Красный — это цвет (и свет) страсти, любви, лояльности, крови и агрессии, это цвет семьи, цвет жизни. Синий — цвет отрешённости, задумчивости, выжидания, отстранённости, это цвет одиночества, цвет смерти. Где-то между ними находится ещё один фаворит Рефна, жёлтый, цвет богатства и действия, не связанного с агрессией. Хотя есть ли на самом деле такие моменты? Рефн стремится низвести своих героев до первобытного состояния человека, которым движут инстинкты, а не разум — и от света в своих фильмах добивается того же; все основные цвета у него — это вариации на тему классического CMYK (циан, маджента, жёлтый, ключевой, то есть чёрный): ведь именно в этой цветовой модели,, а не в появившейся ранее RGB (красный, зелёный, голубой) есть место жёлтому как полноценному цвету, а не смеси основных.

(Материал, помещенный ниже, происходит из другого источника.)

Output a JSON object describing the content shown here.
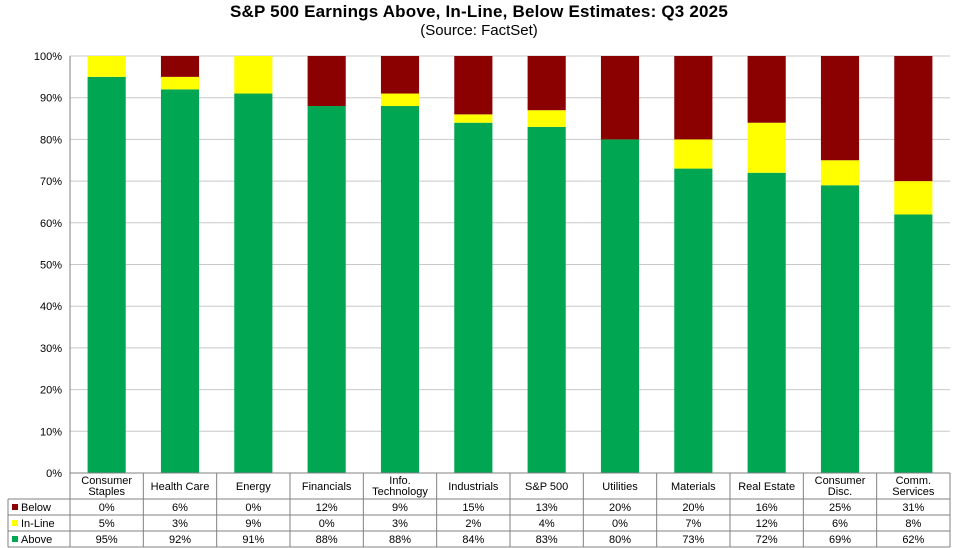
{
  "colors": {
    "above": "#00a651",
    "inline": "#ffff00",
    "below": "#8b0000",
    "grid": "#c8c8c8",
    "axis": "#808080"
  },
  "chart_data": {
    "type": "bar",
    "stacked": true,
    "title": "S&P 500 Earnings Above, In-Line, Below Estimates: Q3 2025",
    "subtitle": "(Source: FactSet)",
    "categories": [
      [
        "Consumer",
        "Staples"
      ],
      [
        "Health Care"
      ],
      [
        "Energy"
      ],
      [
        "Financials"
      ],
      [
        "Info.",
        "Technology"
      ],
      [
        "Industrials"
      ],
      [
        "S&P 500"
      ],
      [
        "Utilities"
      ],
      [
        "Materials"
      ],
      [
        "Real Estate"
      ],
      [
        "Consumer",
        "Disc."
      ],
      [
        "Comm.",
        "Services"
      ]
    ],
    "ylim": [
      0,
      100
    ],
    "yticks": [
      "0%",
      "10%",
      "20%",
      "30%",
      "40%",
      "50%",
      "60%",
      "70%",
      "80%",
      "90%",
      "100%"
    ],
    "grid": true,
    "legend": "table-bottom",
    "series": [
      {
        "name": "Below",
        "color_key": "below",
        "values": [
          0,
          6,
          0,
          12,
          9,
          15,
          13,
          20,
          20,
          16,
          25,
          31
        ],
        "labels": [
          "0%",
          "6%",
          "0%",
          "12%",
          "9%",
          "15%",
          "13%",
          "20%",
          "20%",
          "16%",
          "25%",
          "31%"
        ]
      },
      {
        "name": "In-Line",
        "color_key": "inline",
        "values": [
          5,
          3,
          9,
          0,
          3,
          2,
          4,
          0,
          7,
          12,
          6,
          8
        ],
        "labels": [
          "5%",
          "3%",
          "9%",
          "0%",
          "3%",
          "2%",
          "4%",
          "0%",
          "7%",
          "12%",
          "6%",
          "8%"
        ]
      },
      {
        "name": "Above",
        "color_key": "above",
        "values": [
          95,
          92,
          91,
          88,
          88,
          84,
          83,
          80,
          73,
          72,
          69,
          62
        ],
        "labels": [
          "95%",
          "92%",
          "91%",
          "88%",
          "88%",
          "84%",
          "83%",
          "80%",
          "73%",
          "72%",
          "69%",
          "62%"
        ]
      }
    ]
  }
}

Начиная с «Драйва», Рефн показывает мрачную, жестокую изнанку большого города — в первую очередь Лос-Анджелеса, но с коротким путешествием в Бангкок в «Только бог простит». Однако уже в первых своих копенгагенских фильмах, например, «Дилере» и «Истекающем кровью», Рефн начинает «помечать» места, где можно найти красные и синие лампы, — конечно же, это клубы, но есть среди них и более неочевидные точки. Например, секция с фильмами для взрослых в видеопрокате. Рефн не раз сравнивал себя с порнографом в своём желании дойти до предела и крайности в кино — поэтому, помещая своих ранних героев в место для аренды фильмов 18+, он явно кокетничает. Это кокетство в некоторой степени определяет Рефна — как человек, нашедший в своей слабости (то есть дальтонизме) силу (то есть узнаваемую цветовую палитру), он играет со зрителем, окружая героев яркими лучами неона — и благодаря этому старается понравиться и завлечь. Это стиль? Это издёвка? Это что-то значит? Почему не всё сразу?
Цвет
Одним светом Рефн не ограничивается, предпочитая расширять привычную цветовую палитру в тех своих фильмах, где неона либо мало, либо вообще не может быть, — то есть в снятых о прошлом, по крайней мере, недавнем. В «Бронсоне» сразу бросаются в глаза тёплые мягкие цвета одноэтажной Англии 70–80-х: на контрасте с жестокостью главного героя миролюбивость бежевых стен впечатляет. Нетрудно заметить и то, что в тюрьме и лечебнице для людей с ментальными расстройствами Бронсона встречают не то что мягкие, а блёклые, подавленные цвета. Тускло-зелёный и грязно-зелёный цвет камер сигнализирует: эти места лишены жизни, в них нет приятных эмоций.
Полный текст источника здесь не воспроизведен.